Slight correction
Giordano Bruno | 01/11/1999
(5 out of 5 stars)
"I was delighted to see an online review of this fine recording, and I have little to add to it except for two minor factual corrections. There was an earlier recording, released on vinyl in the U.S. on Nonesuch, of the Missa Ma Maitresse, (a very good recording that also included some rarely heard motets... I forget the name of the performers), and the Capella Cordina or possibly the earlier Yale group under Alejandro Planchart recorded the Missa Caput, to contrast the Dufay composition on the same concept. Planchart claims that the Caput is definitely apocryphal, but I gather that is somewhat controversial."
Morning and Evenings Ragas... errr, Missas!
Giordano Bruno | Wherever I am, I am. | 06/01/2008
(5 out of 5 stars)
"There are more ways to sing and hear the polyphonic masses of the Renaissance than somber choral piety. Of course, it helps to be sensitive to the indications of mood and message in the musical score. Edward Wickham and the Clerks' Group adapt their vocal technique and ensemble spectacularly to the very different expressive characters of the two masses performed on this CD.
Missa Ma Maistresse (my mistress) is all sunshine and tinted glass, as light-hearted as the chanson upon which it is based.

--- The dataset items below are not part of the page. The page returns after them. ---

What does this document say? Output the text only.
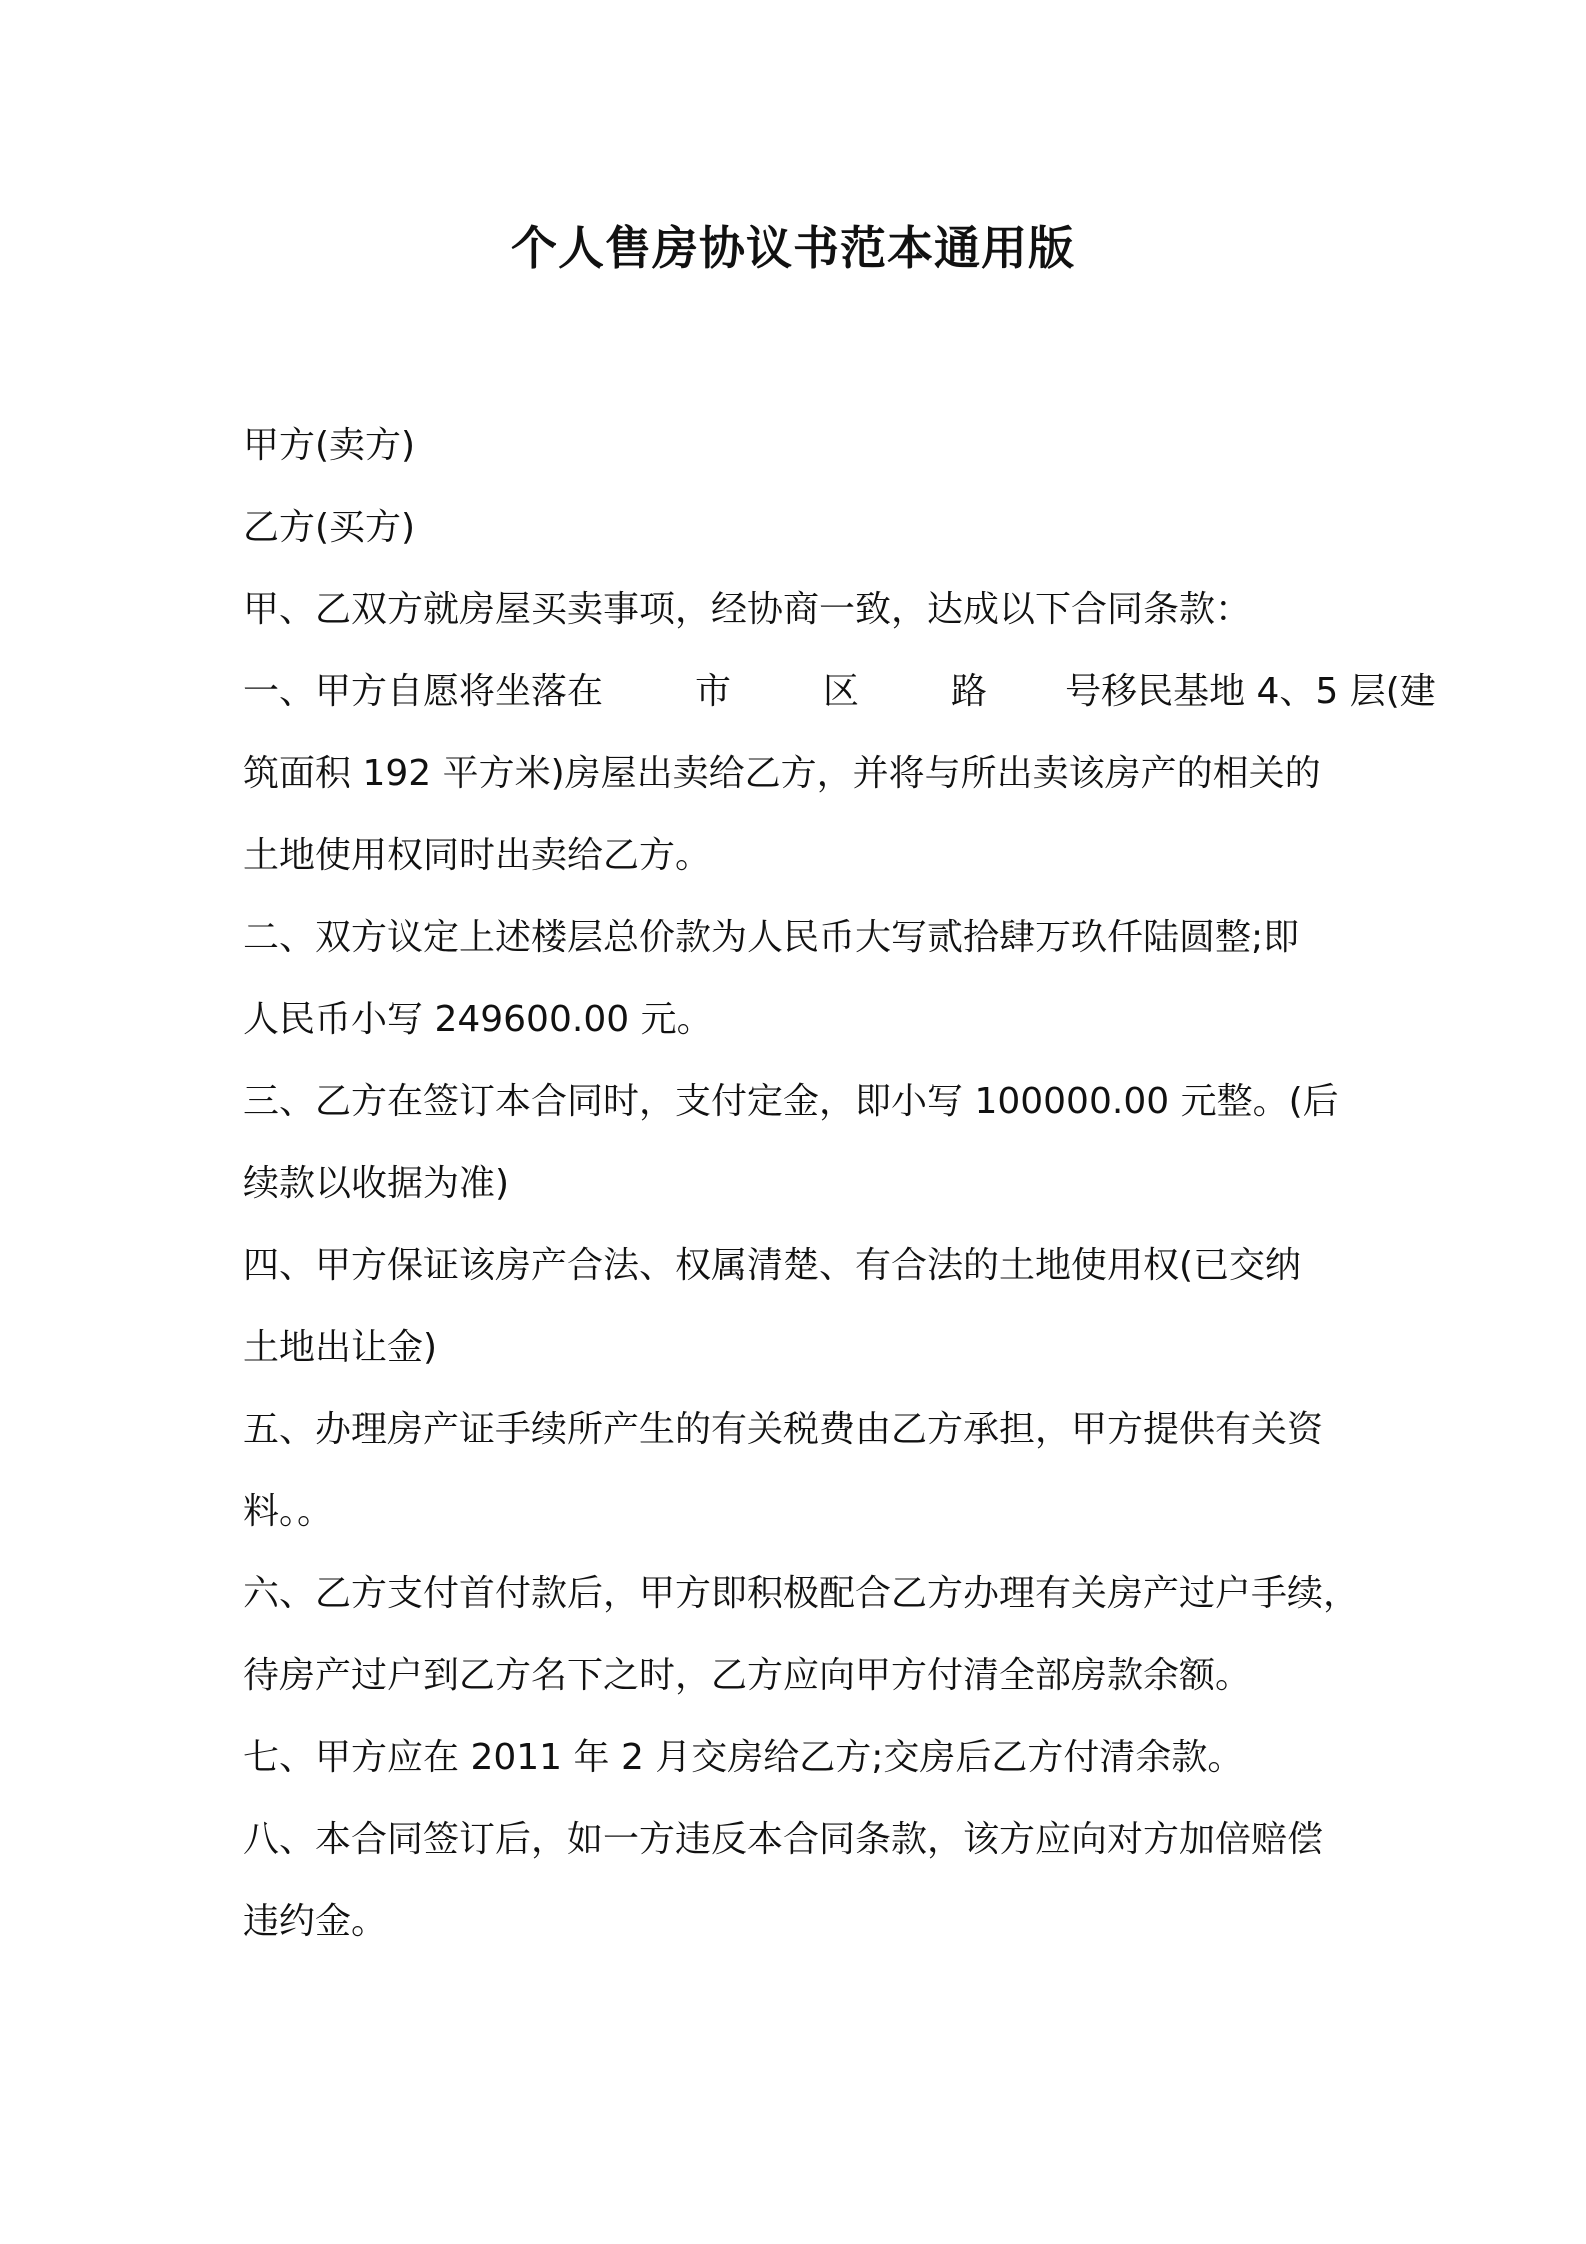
个人售房协议书范本通用版
甲方(卖方)
乙方(买方)
甲、乙双方就房屋买卖事项，经协商一致，达成以下合同条款：
一、甲方自愿将坐落在	市	区	路 号移民基地 4、5 层(建
筑面积 192 平方米)房屋出卖给乙方，并将与所出卖该房产的相关的
土地使用权同时出卖给乙方。
二、双方议定上述楼层总价款为人民币大写贰拾肆万玖仟陆圆整;即
人民币小写 249600.00 元。
三、乙方在签订本合同时，支付定金，即小写 100000.00 元整。(后
续款以收据为准)
四、甲方保证该房产合法、权属清楚、有合法的土地使用权(已交纳
土地出让金)
五、办理房产证手续所产生的有关税费由乙方承担，甲方提供有关资
料。。
六、乙方支付首付款后，甲方即积极配合乙方办理有关房产过户手续，
待房产过户到乙方名下之时，乙方应向甲方付清全部房款余额。
七、甲方应在 2011 年 2 月交房给乙方;交房后乙方付清余款。
八、本合同签订后，如一方违反本合同条款，该方应向对方加倍赔偿
违约金。
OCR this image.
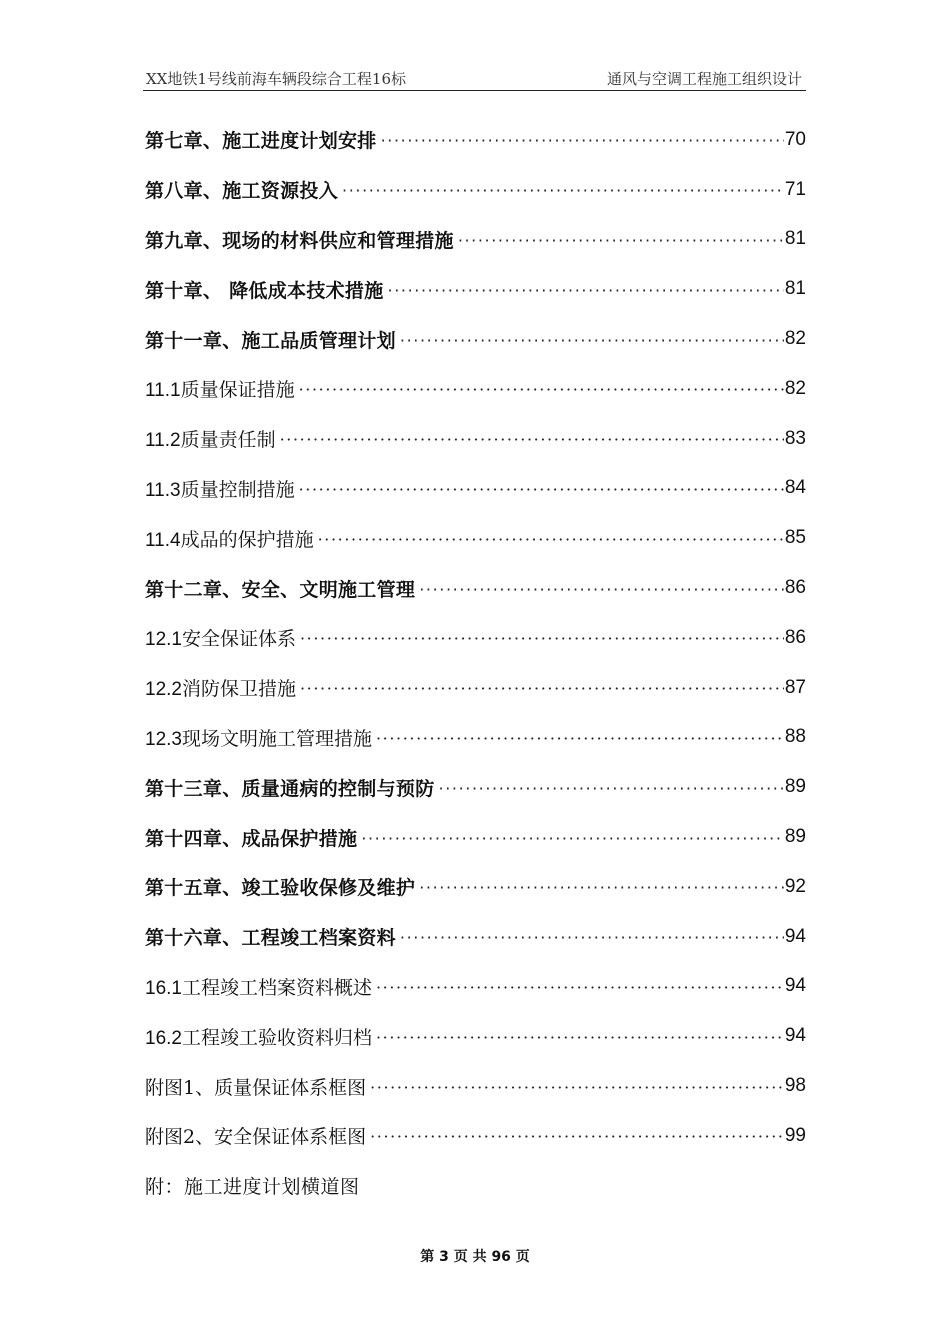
XX地铁1号线前海车辆段综合工程16标	通风与空调工程施工组织设计
第七章、施工进度计划安排 ·····	70
第八章、施工资源投入 ·····	71
第九章、现场的材料供应和管理措施 ·····	81
第十章、 降低成本技术措施 ·····	81
第十一章、施工品质管理计划 ·····	82
11.1质量保证措施 ·····	82
11.2质量责任制 ·····	83
11.3质量控制措施 ·····	84
11.4成品的保护措施 ·····	85
第十二章、安全、文明施工管理 ·····	86
12.1安全保证体系 ·····	86
12.2消防保卫措施 ·····	87
12.3现场文明施工管理措施 ·····	88
第十三章、质量通病的控制与预防 ·····	89
第十四章、成品保护措施 ·····	89
第十五章、竣工验收保修及维护 ·····	92
第十六章、工程竣工档案资料 ·····	94
16.1工程竣工档案资料概述 ·····	94
16.2工程竣工验收资料归档 ·····	94
附图1、质量保证体系框图 ·····	98
附图2、安全保证体系框图 ·····	99
附：施工进度计划横道图
第 3 页 共 96 页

This expressive character is no happenstance. Ockeghem achieves it by shifting his usual distribution of voices toward the trebles and by thinning the complexity of his polyphony to feature extended duets, a tactic also adopted by Josquin in the next generation. He multiplies it by his choice of the transposed Ionian mode (modern F major), which Renaissance theorists regarded as Jovian, hyper-cheerful, even lascivious. Edward Wickham further emphasizes the jolly quality of this mass by taking much brighter tempi than are usually assumed for choral performances, and by using women's voices on the treble lines.
Missa Caput is written in the Dorian mode (D to d on white keys only), which was the mode of meditative sobriety, and the commonest mode of all polyphonic masses by a wide margin. Ockeghem assigns the greater part of thematic statements to the lower voices, and carries the bass to the bottom of the singer's range. The mass is built chiefly on descending figures. Wickham assigns all parts to male singers, restrains his male altos from over-balancing the tenors and basses, and sets much darker, slower tempi throughout. [There has been scholarly disagreement about the authenticity of this mass as a composition by Ockeghem. Other composers of sufficient skill were to be found in Ockeghem's era, and it could well be that the greatest of them all is utterly lost to history. All I have to say is that Missa Caput, performed this well, seems worthy of Ockeghem.]
Missa Ma Maistresse is truncated; only two movements survive, alas, even though it seems to have been a product of Ockeghem's later and most acclaimed period. However, the chanson on which it's based, written by a younger Ockeghem, is included on this CD and performed quite imaginatively. Only the treble sings the words; the tenor and bass sing solfeggio vowels, with the result of greater textual clarity and a charmingly sincere love plaint. Three motets not by Ockeghem but of the same era, taken from an anonymous manuscript called Trent 88, fill out the expressive mood of Ma Maistresse and prepare the listener for the transition to Missa Caput.
This is a very appealing performance, one that might serve, with its sparkling variety, to introduce new listeners to the genius of Johannes Ockeghem. No other ensemble has recorded so many of Ockeghem's great masses, and only the Orlando Consort has ever performed them as well."
Previous (vinyl) recordings.
Scott D. Atwell | 09/19/2006
(4 out of 5 stars)
"With regard to the group that recorded the Missa Ma Maistresse (above)--
It is the Pomerium Musices, directed by Alexander Blachly. And yes, the Missa Caput (which several scholars consider to be a canonical work) was recorded on vinyl by Planchart et al."